No texto, o que mais se destaca é o processo de subordinação dos militares ao que se convencionou chamar de poder civil. Os militares continuam subordinados ao presidente da República, mas agora com a intermediação do ministro da Defesa, no que se refere ao controle operacional da tropa, ao sistema de promoção de oficiais e à designação dos comandos de unidades. Trata-se de um avanço natural, no longo processo de amadurecimento e consolidação do Ministério da Defesa. Quando ele foi criado, em 1999, previa-se a sua evolução por etapas. O que não se esperava é que demorasse uma década até que o governo decidisse ser este o momento de ampliar a autoridade do ministro da Defesa, criando ao mesmo tempo o Estado-Maior Conjunto das Forças Armadas, uma medida imprescindível para que as Forças Armadas, no futuro, possam atuar integradamente e não, como ocorre hoje, cada Força por si ou, no máximo, em exercícios combinados. Outra medida positiva do anteprojeto é a que determina que o orçamento das Forças será elaborado em conjunto com o Ministério da Defesa, que o consolidará, definindo prioridades.

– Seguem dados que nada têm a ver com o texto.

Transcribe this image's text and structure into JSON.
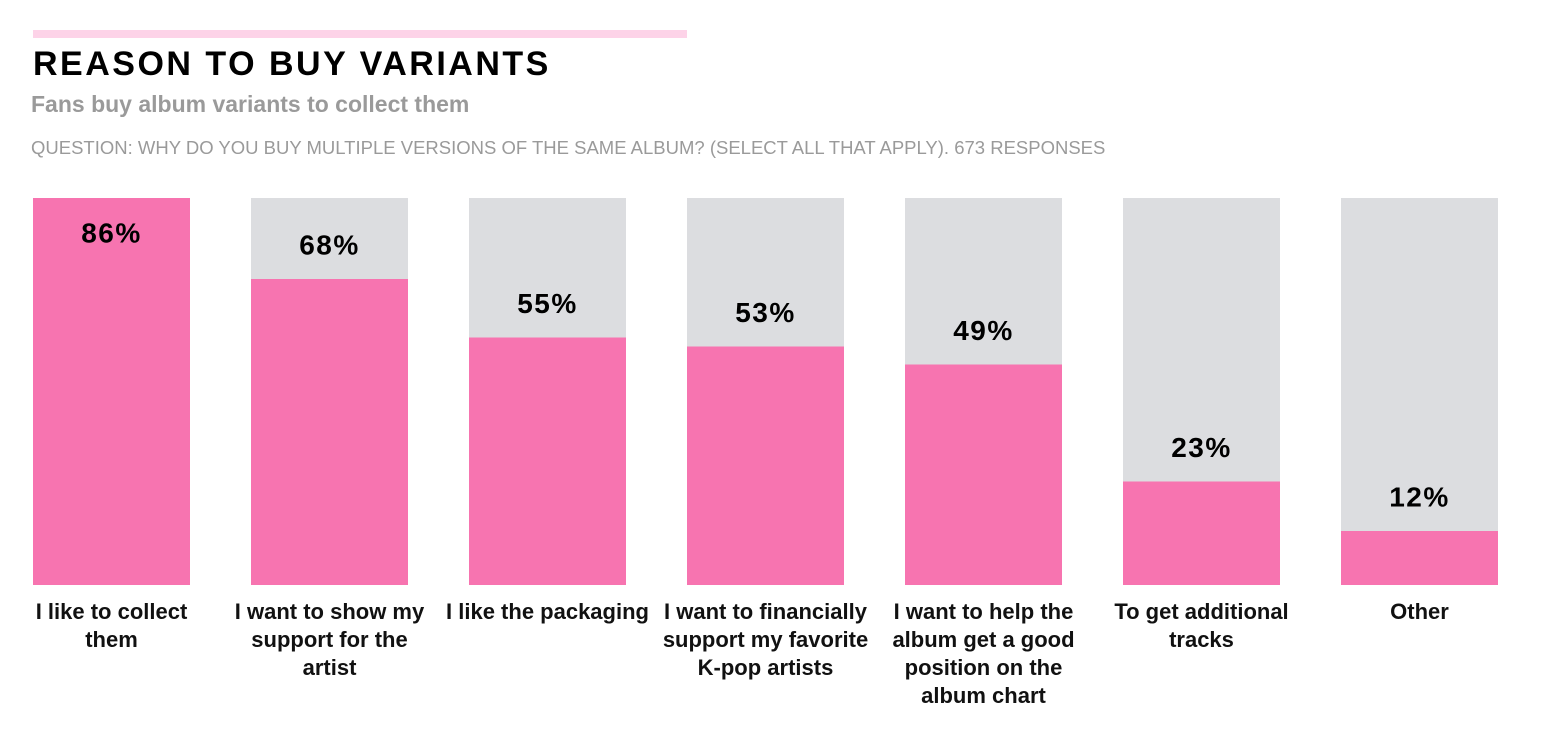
{
  "chart_data": {
    "type": "bar",
    "title": "REASON TO BUY VARIANTS",
    "subtitle": "Fans buy album variants to collect them",
    "note": "QUESTION: WHY DO YOU BUY MULTIPLE VERSIONS OF THE SAME ALBUM? (SELECT ALL THAT APPLY). 673 RESPONSES",
    "categories": [
      "I like to collect them",
      "I want to show my support for the artist",
      "I like the packaging",
      "I want to financially support my favorite K-pop artists",
      "I want to help the album get a good position on the album chart",
      "To get additional tracks",
      "Other"
    ],
    "values": [
      86,
      68,
      55,
      53,
      49,
      23,
      12
    ],
    "value_labels": [
      "86%",
      "68%",
      "55%",
      "53%",
      "49%",
      "23%",
      "12%"
    ],
    "color": "#f774b0",
    "track_color": "#dcdde0",
    "ylim": [
      0,
      86
    ]
  }
}
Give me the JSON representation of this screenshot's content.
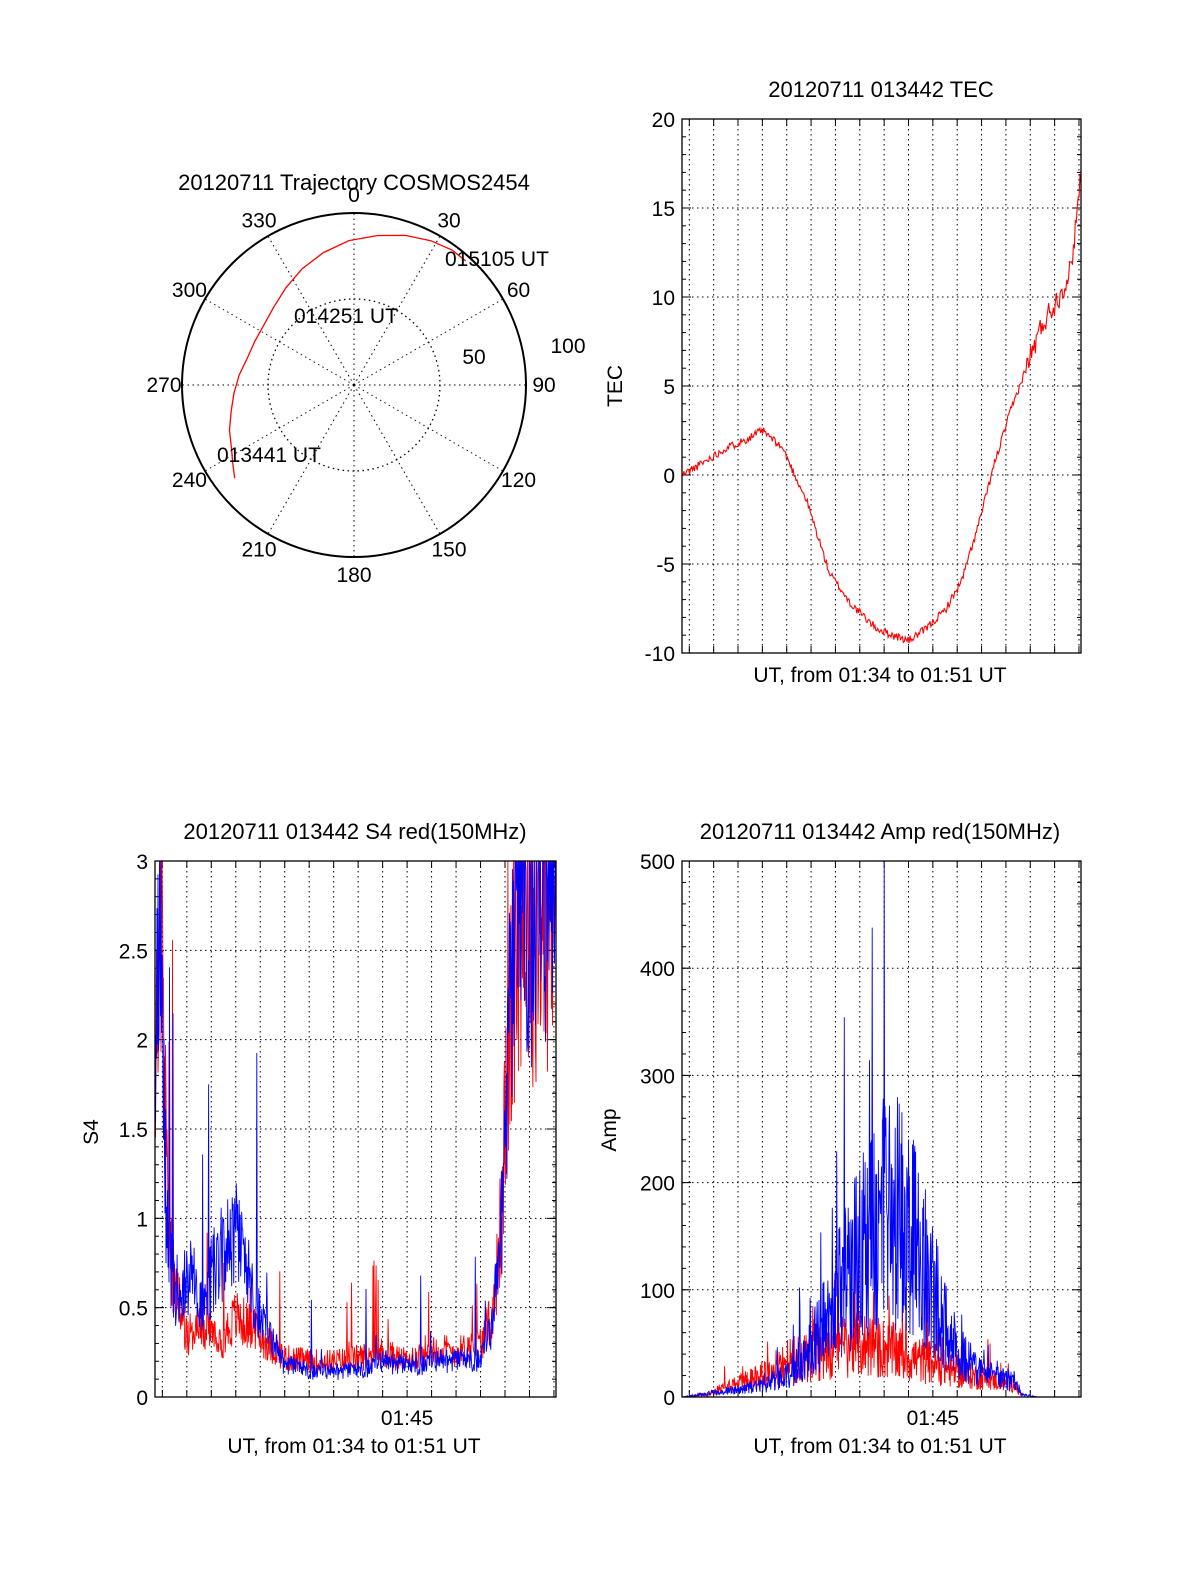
{
  "chart_data": [
    {
      "id": "polar",
      "type": "polar-trajectory",
      "title": "20120711 Trajectory COSMOS2454",
      "azimuth_labels": [
        "0",
        "30",
        "60",
        "90",
        "120",
        "150",
        "180",
        "210",
        "240",
        "270",
        "300",
        "330"
      ],
      "radius_labels": [
        "50",
        "100"
      ],
      "rmax": 100,
      "trajectory": {
        "color": "#ff0000",
        "points": [
          {
            "az": 232,
            "r": 88
          },
          {
            "az": 237,
            "r": 84
          },
          {
            "az": 243,
            "r": 80
          },
          {
            "az": 250,
            "r": 77
          },
          {
            "az": 258,
            "r": 73
          },
          {
            "az": 266,
            "r": 70
          },
          {
            "az": 275,
            "r": 67
          },
          {
            "az": 284,
            "r": 64
          },
          {
            "az": 294,
            "r": 63
          },
          {
            "az": 304,
            "r": 63
          },
          {
            "az": 314,
            "r": 65
          },
          {
            "az": 325,
            "r": 69
          },
          {
            "az": 336,
            "r": 74
          },
          {
            "az": 347,
            "r": 79
          },
          {
            "az": 358,
            "r": 84
          },
          {
            "az": 9,
            "r": 88
          },
          {
            "az": 19,
            "r": 92
          },
          {
            "az": 28,
            "r": 95
          },
          {
            "az": 36,
            "r": 97
          },
          {
            "az": 42,
            "r": 97
          }
        ]
      },
      "annotations": [
        {
          "text": "015105 UT",
          "az": 40,
          "r": 98
        },
        {
          "text": "014251 UT",
          "az": 337,
          "r": 43
        },
        {
          "text": "013441 UT",
          "az": 237,
          "r": 82
        }
      ]
    },
    {
      "id": "tec",
      "type": "line",
      "title": "20120711 013442 TEC",
      "xlabel": "UT, from 01:34 to 01:51 UT",
      "ylabel": "TEC",
      "xlim": [
        "01:34:42",
        "01:51:05"
      ],
      "ylim": [
        -10,
        20
      ],
      "yticks": [
        -10,
        -5,
        0,
        5,
        10,
        15,
        20
      ],
      "xticks": [],
      "grid": true,
      "series": [
        {
          "color": "#ff0000",
          "x": [
            "01:34:42",
            "01:35:20",
            "01:36:30",
            "01:37:20",
            "01:38:00",
            "01:38:50",
            "01:39:50",
            "01:40:45",
            "01:41:40",
            "01:42:40",
            "01:43:20",
            "01:44:00",
            "01:44:40",
            "01:45:30",
            "01:46:10",
            "01:46:50",
            "01:47:30",
            "01:48:10",
            "01:48:50",
            "01:49:30",
            "01:50:10",
            "01:50:40",
            "01:51:05"
          ],
          "y": [
            0.0,
            0.5,
            1.5,
            2.0,
            2.5,
            1.5,
            -1.5,
            -5.5,
            -7.3,
            -8.6,
            -9.0,
            -9.3,
            -8.7,
            -7.6,
            -6.0,
            -3.0,
            0.5,
            3.5,
            6.0,
            8.5,
            10.0,
            11.5,
            17.0
          ]
        }
      ]
    },
    {
      "id": "s4",
      "type": "line",
      "title": "20120711 013442 S4 red(150MHz)",
      "xlabel": "UT, from 01:34 to 01:51 UT",
      "ylabel": "S4",
      "xlim": [
        "01:34:42",
        "01:51:05"
      ],
      "ylim": [
        0,
        3
      ],
      "yticks": [
        0,
        0.5,
        1,
        1.5,
        2,
        2.5,
        3
      ],
      "xticks": [
        "01:45"
      ],
      "grid": true,
      "series": [
        {
          "color": "#ff0000",
          "x": [
            "01:34:42",
            "01:34:55",
            "01:35:10",
            "01:35:30",
            "01:36:00",
            "01:36:40",
            "01:37:20",
            "01:38:00",
            "01:38:40",
            "01:39:20",
            "01:40:00",
            "01:41:00",
            "01:42:00",
            "01:43:00",
            "01:44:00",
            "01:45:00",
            "01:46:00",
            "01:47:00",
            "01:48:00",
            "01:48:30",
            "01:48:50",
            "01:49:10",
            "01:49:40",
            "01:50:20",
            "01:51:05"
          ],
          "y": [
            1.8,
            3.0,
            1.2,
            0.6,
            0.35,
            0.4,
            0.3,
            0.45,
            0.38,
            0.3,
            0.22,
            0.2,
            0.2,
            0.22,
            0.25,
            0.2,
            0.28,
            0.25,
            0.3,
            0.45,
            1.0,
            2.0,
            2.8,
            2.6,
            2.7
          ]
        },
        {
          "color": "#0000ff",
          "x": [
            "01:34:42",
            "01:34:55",
            "01:35:10",
            "01:35:30",
            "01:36:00",
            "01:36:40",
            "01:37:20",
            "01:38:00",
            "01:38:40",
            "01:39:20",
            "01:40:00",
            "01:41:00",
            "01:42:00",
            "01:43:00",
            "01:44:00",
            "01:45:00",
            "01:46:00",
            "01:47:00",
            "01:48:00",
            "01:48:30",
            "01:48:50",
            "01:49:10",
            "01:49:40",
            "01:50:20",
            "01:51:05"
          ],
          "y": [
            1.8,
            2.6,
            1.0,
            0.6,
            0.7,
            0.55,
            0.8,
            0.9,
            0.6,
            0.35,
            0.18,
            0.15,
            0.14,
            0.15,
            0.2,
            0.17,
            0.2,
            0.2,
            0.22,
            0.4,
            0.9,
            2.0,
            2.9,
            2.8,
            2.8
          ]
        }
      ]
    },
    {
      "id": "amp",
      "type": "line",
      "title": "20120711 013442 Amp red(150MHz)",
      "xlabel": "UT, from 01:34 to 01:51 UT",
      "ylabel": "Amp",
      "xlim": [
        "01:34:42",
        "01:51:05"
      ],
      "ylim": [
        0,
        500
      ],
      "yticks": [
        0,
        100,
        200,
        300,
        400,
        500
      ],
      "xticks": [
        "01:45"
      ],
      "grid": true,
      "series": [
        {
          "color": "#ff0000",
          "x": [
            "01:34:42",
            "01:35:40",
            "01:36:20",
            "01:37:20",
            "01:38:10",
            "01:39:00",
            "01:39:40",
            "01:40:20",
            "01:41:00",
            "01:41:40",
            "01:42:20",
            "01:43:00",
            "01:43:40",
            "01:44:20",
            "01:45:00",
            "01:45:40",
            "01:46:20",
            "01:47:00",
            "01:47:40",
            "01:48:20",
            "01:48:40",
            "01:49:20",
            "01:51:05"
          ],
          "y": [
            0,
            2,
            8,
            15,
            22,
            32,
            38,
            42,
            45,
            50,
            48,
            45,
            40,
            35,
            32,
            25,
            20,
            18,
            15,
            12,
            0,
            0,
            0
          ]
        },
        {
          "color": "#0000ff",
          "x": [
            "01:34:42",
            "01:35:40",
            "01:36:20",
            "01:37:20",
            "01:38:10",
            "01:39:00",
            "01:39:40",
            "01:40:20",
            "01:41:00",
            "01:41:40",
            "01:42:20",
            "01:43:00",
            "01:43:40",
            "01:44:20",
            "01:45:00",
            "01:45:40",
            "01:46:20",
            "01:47:00",
            "01:47:40",
            "01:48:20",
            "01:48:40",
            "01:49:20",
            "01:51:05"
          ],
          "y": [
            0,
            3,
            5,
            8,
            12,
            20,
            35,
            60,
            90,
            120,
            150,
            170,
            170,
            140,
            100,
            60,
            35,
            22,
            18,
            15,
            2,
            0,
            0
          ]
        }
      ]
    }
  ]
}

Da mesma forma que o anteprojeto não atribuiu poder de polícia às Forças Armadas, ele não cuida dos mirabolantes planos de reequipamento descritos em matérias publicadas pelo Estado. São coisas distintas. O projeto deve ser apreciado logo pelo Congresso e trata da estrutura do Ministério da Defesa. Já o reequipamento está no terreno dos planos e, por mais necessário que seja, depende de disponibilidades orçamentárias que não existem a curto e a médio prazos. Afinal, não custa nada ao Tesouro o anúncio da futura compra de uma esquadra capitaneada por porta-aviões e navios-escola, ou a criação de oito brigadas. Somados os planos quinquenais e decenais anunciados pela imprensa, o Brasil teria as maiores e mais poderosas Forças Armadas do planeta.